I worry nobody spends any time reflecting any more
YOU tend not to have heroes anymore at my age. What you possibly do have is people who you feel would not be a disappointment if you were to meet them. Nicky Wire from the Manic Street Preachers would be one such person for me.
I have always enjoyed how this lad from the Welsh Valleys defied stereotyping. I remember he went through a phase where hoovering was one of his favourite pastimes. For years, he has played music that is sometimes delicate and disturbed, often to fist-thumping UK fratboys, sometimes while wearing a dress, but always at least in a feather boa and eyeliner. And meanwhile he tweets with passion about the rugby.
He has also provided a model for ageing gracefully, for my generation. From an angry but literate young punk, he has grown into a gracious and charming but scathing elder statesman of UK music and popular culture in general.

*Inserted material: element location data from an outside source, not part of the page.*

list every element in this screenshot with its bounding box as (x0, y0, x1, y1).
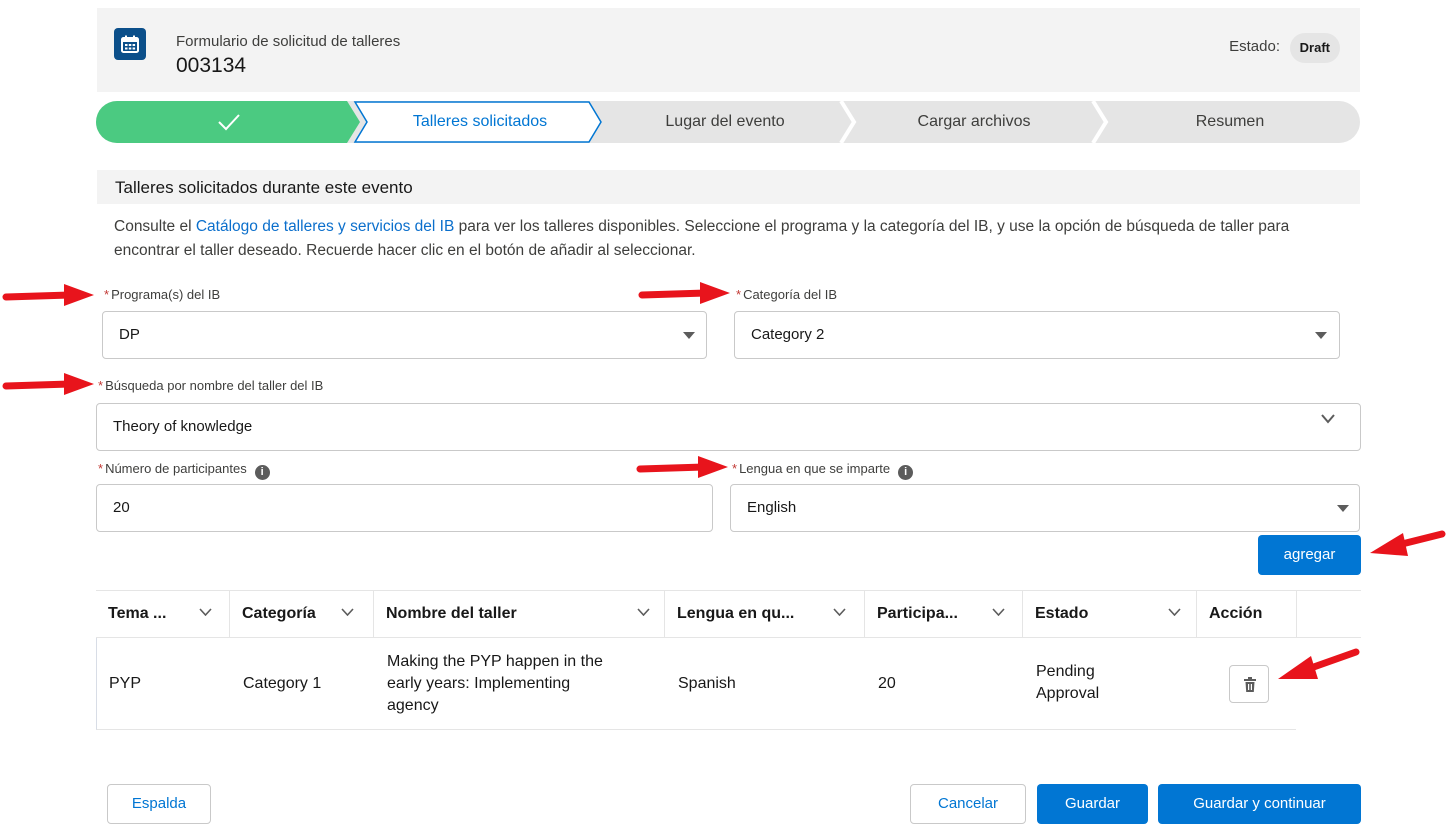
chevron-down-icon[interactable] (992, 608, 1005, 616)
cell-tema: PYP (109, 675, 142, 692)
categoria-value: Category 2 (751, 326, 825, 343)
annotation-arrow (636, 456, 728, 478)
chevron-down-icon[interactable] (1168, 608, 1181, 616)
chevron-down-icon (683, 332, 695, 339)
lengua-label-text: Lengua en que se imparte (739, 461, 891, 476)
clear-selection-icon[interactable] (1321, 414, 1335, 424)
info-icon[interactable]: i (254, 465, 270, 480)
save-button[interactable]: Guardar (1037, 784, 1148, 824)
column-header-estado[interactable]: Estado (1023, 591, 1197, 638)
busqueda-taller-input[interactable]: Theory of knowledge (96, 403, 1361, 451)
progress-path: Talleres solicitados Lugar del evento Ca… (96, 101, 1360, 143)
path-step-resumen[interactable]: Resumen (1100, 101, 1360, 143)
record-type-label: Formulario de solicitud de talleres (176, 33, 401, 50)
participantes-label-text: Número de participantes (105, 461, 247, 476)
column-header-nombre[interactable]: Nombre del taller (374, 591, 665, 638)
back-button[interactable]: Espalda (107, 784, 211, 824)
chevron-down-icon[interactable] (341, 608, 354, 616)
programa-label-text: Programa(s) del IB (111, 287, 221, 302)
record-number: 003134 (176, 54, 247, 77)
busqueda-value: Theory of knowledge (113, 418, 253, 435)
cancel-button[interactable]: Cancelar (910, 784, 1026, 824)
programa-value: DP (119, 326, 140, 343)
add-button[interactable]: agregar (1258, 535, 1361, 575)
path-step-lugar-del-evento[interactable]: Lugar del evento (602, 101, 848, 143)
column-header-tema[interactable]: Tema ... (96, 591, 230, 638)
table-row: PYP Category 1 Making the PYP happen in … (96, 638, 1296, 730)
annotation-arrow (2, 284, 94, 306)
annotation-arrow (638, 282, 730, 304)
calendar-icon (114, 28, 146, 60)
categoria-label: * Categoría del IB (736, 287, 837, 302)
cell-estado: Pending Approval (1036, 663, 1100, 702)
column-header-lengua[interactable]: Lengua en qu... (665, 591, 865, 638)
section-header: Talleres solicitados durante este evento (97, 170, 1360, 204)
chevron-down-icon[interactable] (637, 608, 650, 616)
lengua-select[interactable]: English (730, 484, 1360, 532)
busqueda-label: * Búsqueda por nombre del taller del IB (98, 378, 323, 393)
catalog-link[interactable]: Catálogo de talleres y servicios del IB (196, 218, 454, 235)
delete-button[interactable] (1229, 665, 1269, 703)
status-badge: Draft (1289, 33, 1340, 63)
cell-lengua: Spanish (678, 675, 736, 692)
participantes-label: * Número de participantes i (98, 461, 270, 480)
programa-select[interactable]: DP (102, 311, 707, 359)
chevron-down-icon (1337, 505, 1349, 512)
busqueda-label-text: Búsqueda por nombre del taller del IB (105, 378, 324, 393)
path-step-complete[interactable] (96, 101, 358, 143)
path-step-talleres-solicitados[interactable]: Talleres solicitados (358, 101, 602, 143)
intro-text: Consulte el Catálogo de talleres y servi… (114, 215, 1359, 263)
trash-icon (1244, 677, 1256, 692)
save-and-continue-button[interactable]: Guardar y continuar (1158, 784, 1361, 824)
section-title: Talleres solicitados durante este evento (115, 178, 413, 197)
annotation-arrow (2, 373, 94, 395)
column-header-participantes[interactable]: Participa... (865, 591, 1023, 638)
column-header-categoria[interactable]: Categoría (230, 591, 374, 638)
chevron-down-icon[interactable] (833, 608, 846, 616)
chevron-down-icon (1315, 332, 1327, 339)
categoria-select[interactable]: Category 2 (734, 311, 1340, 359)
required-marker: * (104, 287, 110, 302)
path-step-cargar-archivos[interactable]: Cargar archivos (848, 101, 1100, 143)
cell-categoria: Category 1 (243, 675, 322, 692)
lengua-label: * Lengua en que se imparte i (732, 461, 914, 480)
table-header: Tema ... Categoría Nombre del taller Len… (96, 590, 1361, 638)
column-header-accion: Acción (1197, 591, 1297, 638)
participantes-value: 20 (113, 499, 130, 516)
cell-participantes: 20 (878, 675, 896, 692)
intro-text-before: Consulte el (114, 218, 196, 235)
annotation-arrow (1278, 648, 1360, 679)
cell-nombre: Making the PYP happen in the early years… (387, 653, 603, 714)
info-icon[interactable]: i (898, 465, 914, 480)
participantes-input[interactable]: 20 (96, 484, 713, 532)
lengua-value: English (747, 499, 797, 516)
required-marker: * (736, 287, 742, 302)
chevron-down-icon[interactable] (199, 608, 212, 616)
required-marker: * (98, 461, 104, 476)
annotation-arrow (1370, 530, 1446, 556)
status-label: Estado: (1229, 38, 1280, 55)
record-header: Formulario de solicitud de talleres 0031… (97, 8, 1360, 92)
programa-label: * Programa(s) del IB (104, 287, 220, 302)
categoria-label-text: Categoría del IB (743, 287, 838, 302)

And he is prone to admitting that he thinks it's all rubbish now, the music and that.
You could say he is just being an out-of-touch grumpy old man, but I suppose I share that demographic, so I agree with him. I heard him say unapologetically in an interview recently that he thinks that no generation beyond our one has any proper feelings anymore. And I was glad someone said it.
In my crankiest moments, I worry that the kids now spend all their time wittering on to each other about nothing, that the form of communication has taken over from substance. I worry that nobody young ever spends any time reflecting any more, instead being always on. I worry that none of them goes back to the well, to do something like read a novel or read up on a particular issue and think about it before commenting about it. They just comment now. Get stuck in and say something is the new way. And get there first. If you stop to reflect, you lose. Being first is everything now. So get out there and onto the record.
I'm glad I'm not a young person now, and I'm glad my kids aren't yet. Hopefully, by the time they have come of age into the cultural and philosophical wars, things will have swung back the other way. I saw one of those internet trend predictors recently say we are entering the age of 'unfollowing'. He predicted that people are going to start whittling down their connections and their sources of information, to focus on fewer, but more meaningful, sources of information. If that continues, ultimately the young people might start even reading books again.
Porn is hopefully a long way off for my two kids. For now, their online endeavours are heartbreakingly innocent. You should see the excitement over a 69c app you might promise as a treat. Even better is the precious peace it buys you as they diligently decorate online cakes and biscuits for you.
Their time will come, no doubt, but right now I can envelop them completely and protect them from the real world, and instead we can all live in a world of wonderful innocence.
When they do start to move out of my control, I hope I won't know too much about it. My main worry is the erosion of meaning and intimacy and real connection in favour of meaningless constant connection to strangers. Ideally, by then the world will have swung back to reality, intimacy and real connections.
Then again, my parents had to watch me have loads of short-lived relationships that surely hindered my ability to know what to do or how to progress after the initial 18-month buzz of a relationship calmed down. That must have seemed like a huge erosion of intimacy to them, compared to what their generation got up to. I will presumably feel that relationships are further devalued for my kids' generation. And it will no doubt make me sad, and will be the source of big wars in our house.
But in the meantime what can you do except keep them innocent for as long as possible, enjoy it and try and instill values in them that might keep them grounded in reality, that might lead them to seek real intimacy and real relationships. As long as they know nothing about my life before they were born we should be OK. And now, if you don't mind, I'm going to park thinking about that for 20 years.